TULUM, Quintana Roo – Ejidatarios (communal landowners) from the Cobá community convened a meeting with the Director-General of the National Institute of Anthropology and History (INAH), Diego Prieto Hernández, the Governor of Quintana Roo, Mara Lezama, and the Mayor of Tulum, Diego Castañón Trejo. The purpose of this gathering was to address differences and establish agreements concerning the operation of the archaeological zone.

The federal authorities took the initiative to convene this meeting, which took place on Tuesday, June 27th, in the western part of Tulum, where several key agreements were reached. Firstly, the imminent public reopening of the ancient Maya monument site was decided, allowing visitors access in the coming days. Additionally, the Program for the Improvement of Archaeological Zones (Promeza) will allocate approximately 70 million pesos for the rehabilitation of the internal spaces within the site.

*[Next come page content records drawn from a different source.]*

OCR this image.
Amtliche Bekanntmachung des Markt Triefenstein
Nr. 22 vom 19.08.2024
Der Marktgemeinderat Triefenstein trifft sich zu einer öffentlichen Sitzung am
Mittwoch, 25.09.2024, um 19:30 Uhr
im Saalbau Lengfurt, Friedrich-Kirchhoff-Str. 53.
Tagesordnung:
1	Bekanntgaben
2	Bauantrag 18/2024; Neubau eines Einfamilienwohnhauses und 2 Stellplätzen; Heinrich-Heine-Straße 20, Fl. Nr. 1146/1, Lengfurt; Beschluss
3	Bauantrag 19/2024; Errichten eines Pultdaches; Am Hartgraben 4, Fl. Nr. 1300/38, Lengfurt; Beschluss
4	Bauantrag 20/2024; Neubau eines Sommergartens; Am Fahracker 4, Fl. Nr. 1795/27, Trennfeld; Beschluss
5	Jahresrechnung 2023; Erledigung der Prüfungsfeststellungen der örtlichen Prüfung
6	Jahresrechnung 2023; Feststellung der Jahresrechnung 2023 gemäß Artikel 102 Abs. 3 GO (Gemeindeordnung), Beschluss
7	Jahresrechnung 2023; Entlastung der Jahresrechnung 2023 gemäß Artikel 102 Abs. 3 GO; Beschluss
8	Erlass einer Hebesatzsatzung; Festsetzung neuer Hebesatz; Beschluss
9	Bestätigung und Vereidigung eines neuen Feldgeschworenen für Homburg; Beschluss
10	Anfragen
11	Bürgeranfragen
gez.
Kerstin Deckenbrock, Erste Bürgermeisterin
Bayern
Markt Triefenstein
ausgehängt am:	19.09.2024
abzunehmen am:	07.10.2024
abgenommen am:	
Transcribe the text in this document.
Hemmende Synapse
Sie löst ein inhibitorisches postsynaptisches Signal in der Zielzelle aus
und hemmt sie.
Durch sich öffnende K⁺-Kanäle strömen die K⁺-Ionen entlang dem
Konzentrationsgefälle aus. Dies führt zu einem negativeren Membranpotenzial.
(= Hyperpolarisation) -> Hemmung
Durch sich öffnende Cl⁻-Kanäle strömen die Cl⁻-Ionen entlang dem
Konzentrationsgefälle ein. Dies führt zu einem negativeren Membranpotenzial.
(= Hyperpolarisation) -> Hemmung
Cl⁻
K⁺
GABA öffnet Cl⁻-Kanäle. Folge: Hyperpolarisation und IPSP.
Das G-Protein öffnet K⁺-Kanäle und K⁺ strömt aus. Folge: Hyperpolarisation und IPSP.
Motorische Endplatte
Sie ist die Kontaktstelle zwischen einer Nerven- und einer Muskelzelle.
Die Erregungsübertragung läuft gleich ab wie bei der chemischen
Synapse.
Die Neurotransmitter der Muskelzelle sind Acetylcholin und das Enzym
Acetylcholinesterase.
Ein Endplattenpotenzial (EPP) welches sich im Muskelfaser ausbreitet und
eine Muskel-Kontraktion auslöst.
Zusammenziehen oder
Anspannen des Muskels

Meanwhile, the ejidatarios, who have been charging tourists a fee of 100 pesos since November 2021, have agreed to relocate their ticket office to the main entrance of the parking area. The INAH will reactivate its own ticket module, charging 90 pesos per person in the traditional manner. It is worth noting that although the official INAH website currently states the zone is closed until further notice, the ejido members have continued granting access to visitors.

INAH and Cobá Ejidatarios Join Forces to Revamp Archaeological Site

The core stance of the ejido is to reach an agreement and proceed with their legal processes, as the livelihoods of numerous families depend on the tourism activities generated by the archaeological site. According to some ejidatarios, the collected fees are being allocated to improve the infrastructure of the walled city.

During the meeting, the Ejido of Cobá also raised several instances of unfulfilled commitments by the three levels of government, including the incomplete remodeling of the lagoon viewpoint. The ejidatarios expressed their concerns regarding these issues.

Since December 2021, the INAH had announced the closure of the archaeological site due to ongoing work under the Promeza program. However, this closure was seen by the local residents as an attempt to disguise the underlying conflict.

INAH and Cobá Ejidatarios Join Forces to Revamp Archaeological Site

A few weeks ago, personnel from the National Guard arrived with a precautionary measure to safeguard the archaeological site, but the ejidatarios opposed their presence, leading to further tensions.

This recent meeting serves as a significant step forward in bridging the gaps between the different stakeholders involved in the operation and preservation of Cobá’s archaeological site. The agreements reached to reopen the site and invest in its rehabilitation highlight the commitment to preserving the rich cultural heritage and supporting the local community’s economic sustainability.